The World is Flat: Brief History of the Twenty-first Century
By: Thomas L Friedman
Publisher: Farrar, Straus & Giroux
Price: $49.95

Analogies, no matter how conceptually clever, can become strained. But the underlying story in this book is so compelling that the author’s decision to draw parallel between his personal journey of discovery and Christopher Columbus’ world-shaping trip to the “West Indies” is forgivable.
The world is flat, according to Pulitzer Prize winning journalist Thomas Friedman, because globalisation has made it so. And since 1492 when Columbus set sail and effectively opened up trade between the new and old worlds, it has been getting progressively flatter. Simultaneously the world has shrunk until now it is not just small but positively “tiny” and the playing field is simply one grand bowling green.
There’s little in this book that most informed leaders don’t already know about the state of our rapidly transforming world. Its success rests with its intelligent drawing together of critical strands and the author’s masterful making of connections. It is both snapshot and an x-ray of our life and times – revealing and disturbing, particularly for those tad squeamish about the world’s general condition.

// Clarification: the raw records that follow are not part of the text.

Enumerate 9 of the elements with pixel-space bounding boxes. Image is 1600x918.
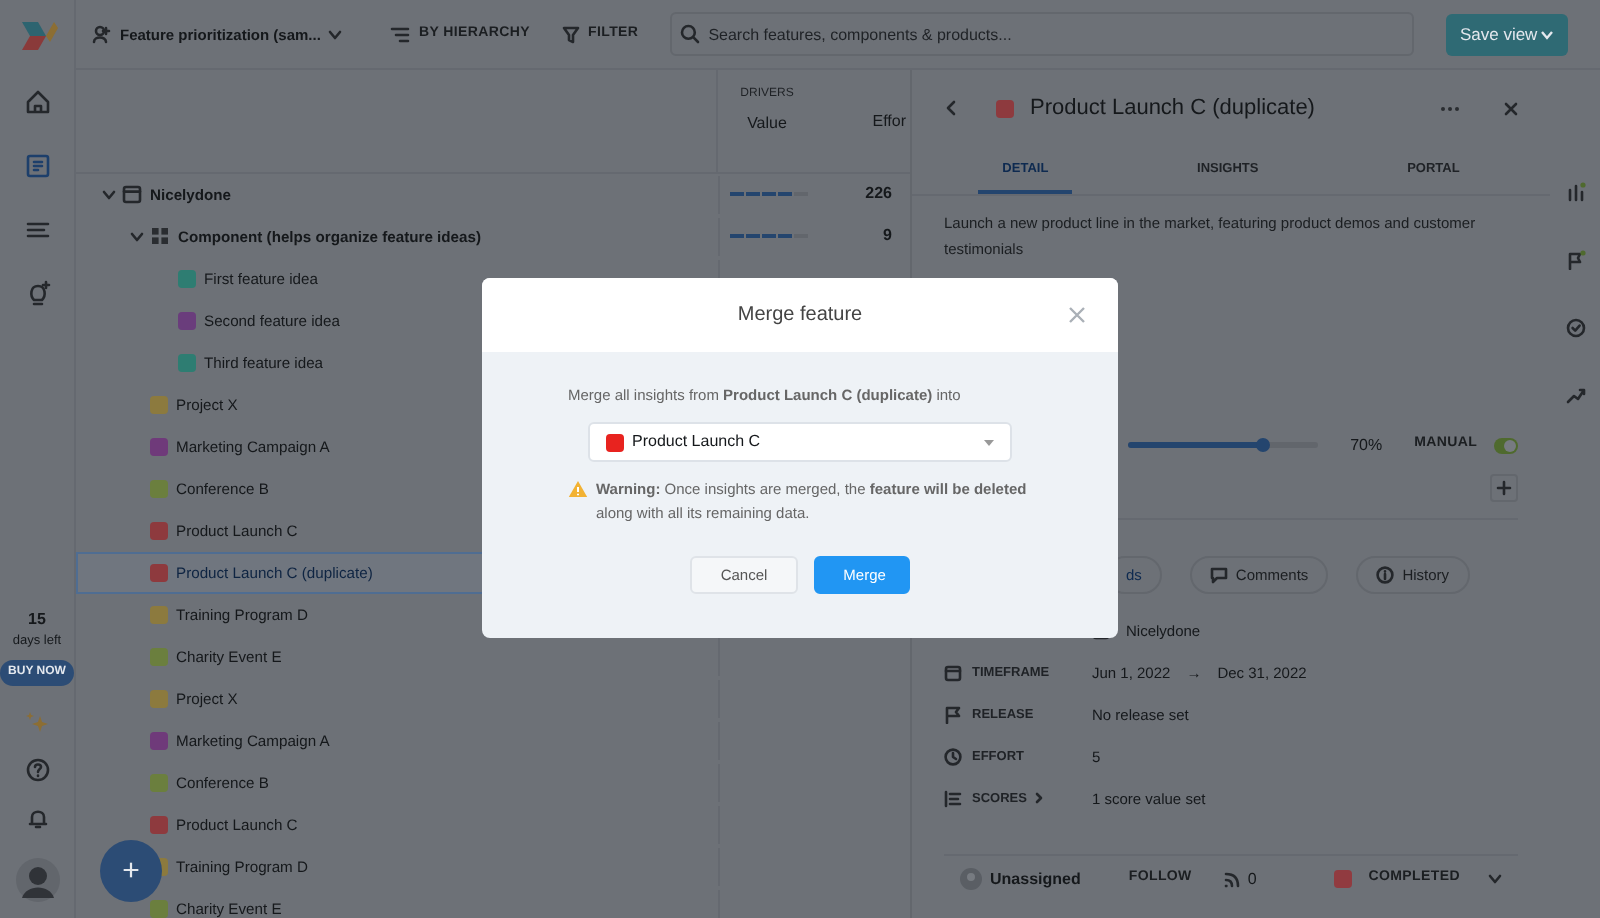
column-header: Effor	[872, 110, 906, 135]
column-header: Value	[747, 112, 787, 137]
trial-days-count: 15	[28, 608, 46, 633]
effort-value: 226	[865, 182, 892, 207]
follower-count: 0	[1247, 867, 1257, 891]
modal-title: Merge feature	[737, 302, 863, 330]
feature-title: Product Launch C (duplicate)	[1030, 94, 1315, 125]
progress-reading: 70%	[1350, 433, 1383, 458]
effort-value: 9	[883, 224, 892, 249]
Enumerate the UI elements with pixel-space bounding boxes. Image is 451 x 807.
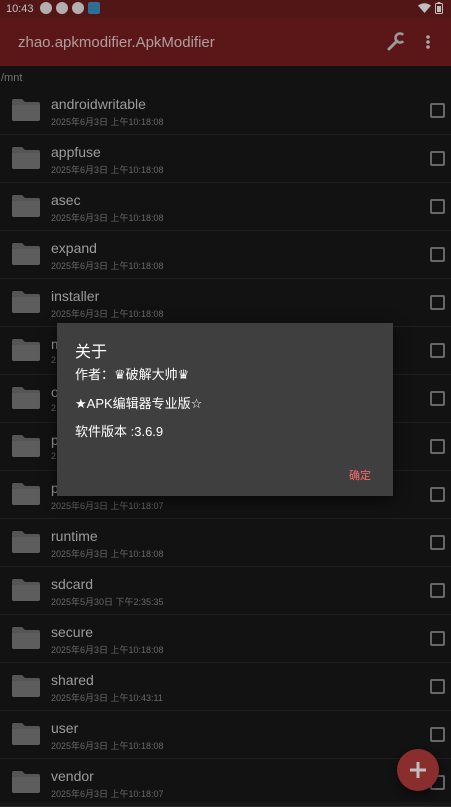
dialog-version: 软件版本 :3.6.9 [75,424,164,439]
dialog-author: 作者：♛破解大帅♛ [75,367,190,382]
dialog-title: 关于 [75,344,108,361]
ok-button[interactable]: 确定 [349,467,371,483]
dialog-edition: ★APK编辑器专业版☆ [75,396,203,411]
about-dialog: 关于 作者：♛破解大帅♛ ★APK编辑器专业版☆ 软件版本 :3.6.9 确定 [57,323,393,496]
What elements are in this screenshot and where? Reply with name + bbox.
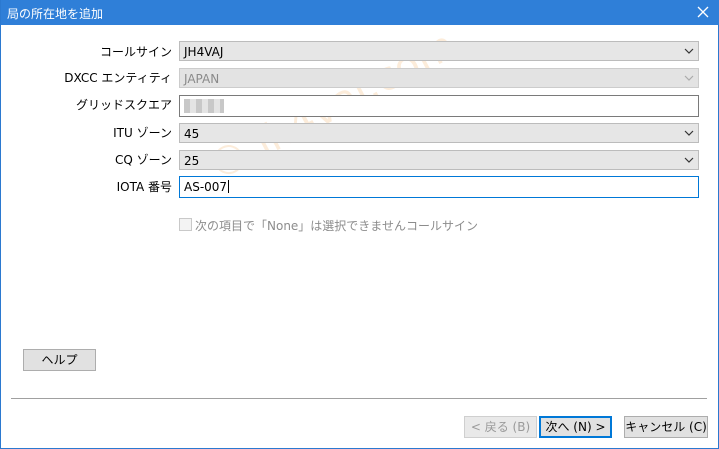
footer-divider	[11, 398, 707, 399]
dxcc-dropdown[interactable]: JAPAN	[179, 68, 699, 88]
title-bar: 局の所在地を追加	[1, 0, 719, 25]
grid-label: グリッドスクエア	[75, 98, 172, 112]
chevron-down-icon	[684, 130, 694, 136]
cq-zone-dropdown[interactable]: 25	[179, 150, 699, 170]
chevron-down-icon	[684, 75, 694, 81]
callsign-value: JH4VAJ	[184, 45, 224, 59]
none-callsign-checkbox-label: 次の項目で「None」は選択できませんコールサイン	[195, 219, 478, 233]
help-button[interactable]: ヘルプ	[23, 349, 96, 371]
dialog-window: 局の所在地を追加 © jh4vaj.com コールサイン JH4VAJ DXCC…	[0, 0, 719, 449]
grid-square-input[interactable]	[179, 95, 699, 117]
iota-value: AS-007	[184, 180, 230, 194]
itu-label: ITU ゾーン	[113, 126, 172, 140]
cq-value: 25	[184, 154, 200, 168]
next-button[interactable]: 次へ (N) >	[539, 416, 612, 438]
itu-zone-dropdown[interactable]: 45	[179, 123, 699, 143]
itu-value: 45	[184, 127, 200, 141]
close-icon	[697, 6, 709, 18]
redacted-grid-value	[184, 99, 224, 113]
callsign-label: コールサイン	[99, 45, 172, 59]
dxcc-label: DXCC エンティティ	[64, 71, 172, 85]
cq-label: CQ ゾーン	[114, 153, 172, 167]
back-button[interactable]: < 戻る (B)	[464, 416, 537, 438]
chevron-down-icon	[684, 48, 694, 54]
iota-input[interactable]: AS-007	[179, 176, 699, 198]
window-title: 局の所在地を追加	[7, 7, 104, 21]
close-button[interactable]	[686, 0, 719, 25]
iota-label: IOTA 番号	[116, 180, 172, 194]
chevron-down-icon	[684, 157, 694, 163]
cancel-button[interactable]: キャンセル (C)	[624, 416, 708, 438]
text-caret	[228, 180, 230, 193]
callsign-dropdown[interactable]: JH4VAJ	[179, 41, 699, 61]
none-callsign-checkbox[interactable]	[179, 218, 192, 231]
dxcc-value: JAPAN	[184, 72, 220, 86]
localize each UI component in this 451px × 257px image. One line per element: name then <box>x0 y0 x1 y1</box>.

There are, Friedman argues, 10 contemporary forces that flattened the world in the last 10 or so years before the turn of the 20th century. The first of those forces accompanied the collapse of the Berlin Wall. Then, Netscape went public; work flow software “did for the service industry what Henry Ford did for manufacturing”; open-sourcing created new “collaborative communities”; outsourcing emerged; offshoring converged; supply chaining super-charged Wal-Mart et al; insourcing transformed organisations; Google, Yahoo! and MSN web searching revolutionised information gathering and finally, the steroids of digital, mobile, personal and virtual kicked in.

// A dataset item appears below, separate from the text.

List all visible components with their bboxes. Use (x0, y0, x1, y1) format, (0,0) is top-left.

What made Friedman’s 10 “flatteners” potent and relevant was the turn of the century tipping point called “a triple convergence”. The first of these led to the creation of global web-enabled playing field “that allows for multiple forms of collaboration”. And then there was the convergence of organisations and of economies once locked out of the process of collaboration: Russia, China, India, Eastern Europe, Latin America and Central Asia. Their economies and political systems opened up in the ’90s leaving individuals increasingly free to “join the free market game”. This triple convergence of new players, on new playing field, developing new processes and habits for horizontal collaboration is, in Friedman’s mind, “the most important force shaping global economies and politics in the early 21st century”.
Friedman eloquently describes the impacts of flattened world on America, on developing economies, on business and on global geopolitics. The World is Flat is fascinating read that every CEO with an eye to the immediate future must read. It also pinpoints why Telecom has, with the Government’s complicity, created serious economic problems for New Zealand. There are lessons here for everyone.